To be honest, I am not a supporter of this norm, because it is really difficult to call the criteria established by its objective. As a subject of this market, I want the rules to be clear and transparent. We need a system that would motivate the investor, but certainly not by setting a separate rule for certain programs and agreements. In my opinion, it would be fair to replace the existing taxes with a special system of taxation - the so-called "profit-based taxation". This is actually a progressive income tax scale or income tax supplement. You took a risk, made an investment, received a large debit - you pay a tax on large profits. Low-flow well - you pay less; dry - you do not pay at all. This system is not new, it works in the world and has proven its effectiveness and fairness. In 2015, the relevant bill was prepared in Ukraine, but, unfortunately, it was not adopted. I do not insist that this should be done immediately, but in the long run we need to think about introducing fair working conditions in the market.
What can be the approaches to the extraction of unconventional gas deposits to attract large international companies to Ukraine?
Almost all large foreign companies, such as Shell, Chevron, and Exxon, have spent enough time in Ukraine to assess its geology and unconventional gas production potential. The fact that none of them stayed for long speaks for itself.

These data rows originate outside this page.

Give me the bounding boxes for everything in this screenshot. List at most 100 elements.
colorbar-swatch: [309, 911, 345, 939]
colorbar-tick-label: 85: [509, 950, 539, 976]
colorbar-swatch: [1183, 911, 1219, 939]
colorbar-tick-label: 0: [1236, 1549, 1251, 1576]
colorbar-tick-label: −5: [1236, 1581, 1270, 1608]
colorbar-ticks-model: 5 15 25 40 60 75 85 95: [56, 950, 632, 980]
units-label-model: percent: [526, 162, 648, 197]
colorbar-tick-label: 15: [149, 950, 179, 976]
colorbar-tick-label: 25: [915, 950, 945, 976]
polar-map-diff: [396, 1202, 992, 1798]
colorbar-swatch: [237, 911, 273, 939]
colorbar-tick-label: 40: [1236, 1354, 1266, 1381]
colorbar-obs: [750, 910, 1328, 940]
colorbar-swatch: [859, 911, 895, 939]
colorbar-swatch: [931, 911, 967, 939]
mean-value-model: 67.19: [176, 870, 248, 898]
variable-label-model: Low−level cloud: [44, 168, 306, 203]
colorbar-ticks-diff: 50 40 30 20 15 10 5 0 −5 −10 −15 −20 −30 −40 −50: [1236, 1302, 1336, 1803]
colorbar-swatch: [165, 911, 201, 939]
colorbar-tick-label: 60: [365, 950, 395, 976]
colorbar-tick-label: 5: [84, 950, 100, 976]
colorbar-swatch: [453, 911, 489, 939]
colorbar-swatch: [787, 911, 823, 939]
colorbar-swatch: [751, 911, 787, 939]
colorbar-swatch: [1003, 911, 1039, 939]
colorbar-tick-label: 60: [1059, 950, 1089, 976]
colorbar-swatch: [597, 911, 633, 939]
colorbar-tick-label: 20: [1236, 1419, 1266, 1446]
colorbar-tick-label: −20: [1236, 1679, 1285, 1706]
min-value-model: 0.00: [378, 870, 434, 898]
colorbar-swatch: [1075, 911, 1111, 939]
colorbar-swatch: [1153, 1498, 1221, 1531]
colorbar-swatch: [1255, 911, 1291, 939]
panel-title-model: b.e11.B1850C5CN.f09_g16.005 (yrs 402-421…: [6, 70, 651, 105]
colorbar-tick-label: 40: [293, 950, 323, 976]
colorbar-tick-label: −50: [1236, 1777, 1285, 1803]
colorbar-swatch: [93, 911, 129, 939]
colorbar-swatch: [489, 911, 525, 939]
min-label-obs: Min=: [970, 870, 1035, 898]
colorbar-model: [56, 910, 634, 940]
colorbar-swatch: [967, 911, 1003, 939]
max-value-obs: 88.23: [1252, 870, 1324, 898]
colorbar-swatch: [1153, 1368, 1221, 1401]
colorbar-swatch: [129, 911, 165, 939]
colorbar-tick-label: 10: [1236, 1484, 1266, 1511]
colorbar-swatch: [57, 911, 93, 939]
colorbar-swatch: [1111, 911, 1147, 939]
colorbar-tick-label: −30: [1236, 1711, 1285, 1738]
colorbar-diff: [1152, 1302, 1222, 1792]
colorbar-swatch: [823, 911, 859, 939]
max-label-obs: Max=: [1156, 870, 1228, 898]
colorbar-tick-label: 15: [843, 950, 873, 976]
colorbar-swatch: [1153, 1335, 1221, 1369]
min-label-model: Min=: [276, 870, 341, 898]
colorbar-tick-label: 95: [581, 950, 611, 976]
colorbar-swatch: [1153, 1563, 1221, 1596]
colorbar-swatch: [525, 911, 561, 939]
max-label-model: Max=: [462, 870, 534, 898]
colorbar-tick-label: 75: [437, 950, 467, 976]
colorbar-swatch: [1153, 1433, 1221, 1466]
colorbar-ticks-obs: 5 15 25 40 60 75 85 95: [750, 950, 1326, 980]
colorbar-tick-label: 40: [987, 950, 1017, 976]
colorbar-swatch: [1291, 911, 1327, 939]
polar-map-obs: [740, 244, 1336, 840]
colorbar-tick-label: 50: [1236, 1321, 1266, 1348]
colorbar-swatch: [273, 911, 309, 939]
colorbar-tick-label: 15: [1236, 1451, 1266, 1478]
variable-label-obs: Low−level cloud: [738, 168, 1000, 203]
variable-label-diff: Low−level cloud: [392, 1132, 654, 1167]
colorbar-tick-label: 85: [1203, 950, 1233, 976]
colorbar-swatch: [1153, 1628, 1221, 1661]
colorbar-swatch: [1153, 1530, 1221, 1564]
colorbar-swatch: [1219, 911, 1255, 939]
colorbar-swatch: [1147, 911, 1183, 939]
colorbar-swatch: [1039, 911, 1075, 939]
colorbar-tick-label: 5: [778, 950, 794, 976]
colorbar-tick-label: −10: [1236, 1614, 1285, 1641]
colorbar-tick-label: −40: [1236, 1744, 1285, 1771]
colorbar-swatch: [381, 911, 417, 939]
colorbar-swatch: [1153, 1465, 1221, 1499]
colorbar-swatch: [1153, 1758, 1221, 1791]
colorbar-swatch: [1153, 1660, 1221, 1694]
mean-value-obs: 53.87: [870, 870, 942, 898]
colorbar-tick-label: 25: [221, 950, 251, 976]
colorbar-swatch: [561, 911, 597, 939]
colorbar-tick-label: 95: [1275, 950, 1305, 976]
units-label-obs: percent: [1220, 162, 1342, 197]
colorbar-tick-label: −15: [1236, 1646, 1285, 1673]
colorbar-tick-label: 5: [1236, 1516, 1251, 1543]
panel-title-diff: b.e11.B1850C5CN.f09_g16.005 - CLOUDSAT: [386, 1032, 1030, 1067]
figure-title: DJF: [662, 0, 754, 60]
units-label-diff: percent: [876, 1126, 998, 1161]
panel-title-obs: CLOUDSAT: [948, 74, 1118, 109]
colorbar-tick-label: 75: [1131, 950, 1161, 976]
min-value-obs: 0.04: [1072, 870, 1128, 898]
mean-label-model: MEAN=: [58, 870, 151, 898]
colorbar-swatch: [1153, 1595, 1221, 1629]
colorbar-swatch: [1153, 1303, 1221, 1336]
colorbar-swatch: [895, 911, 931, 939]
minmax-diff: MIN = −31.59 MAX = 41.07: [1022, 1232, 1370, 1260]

In my opinion, we must first master the technology of working with compacted reservoirs and hydrocarbon deposits, which ground at considerable depths. And only after that start extracting shale gas, which is technologically is harder. I believe that we need to bet on small and medium-sized investors who are willing to work with small deposits. And, in consideration of our complex geology and constant changes in taxation, we need to fight for each investor.
For the third year in a row, there is a rule to grant 5% of rent in local budgets. What changes do you see in the communities, and how much has this decision facilitated dialogue with the community and local authorities?
It definitely simplified situation. Under the previous tax regime, it was difficult for communities to justify the benefits of gas production. Now the local authorities clearly understand that we grant real money to local budgets. The 5% rent allowed the local authorities to become to some extent a "participant" in the gas production process and to benefit from our activities. These finances are used to invest in the development of the infrastructure of settlements: they build water mains, maintain schools, repair houses of culture, roads and other facilities that significantly improve the life of local communities.
What are the current barriers to the development of industries in Ukraine?
Let's be honest: the investor's appetite is shaped by gas prices, taxes and geology. As we have already discussed, the economy of most projects, especially exploration, does not withstand the unfavorable market conditions. The Dnieper-Donetsk basin is a ‘mature province’, it means a territory that has been under development for over 70 years. Large deposits, which are confined to large anticline traps, have already been discovered. Under particular conditions, when it comes to the search and exploration of new deposits (fields) of hydrocarbons, we are dealing with small reserves, which mostly ground at considerable depths and are confined to thin oil and gas-saturated layers, often represented by complex reservoirs. Therefore, we need to pay more attention to attracting new technologies to unlock the potential that may have been missed earlier. But I don't want everything to seem so pessimistic. Yes, the industry is currently operating in difficult conditions, but this is not the first time. Let's handle it. The potential is there. There will be a process of reorientation and adaptation, in which pragmatism and professionalism will be the key success factors.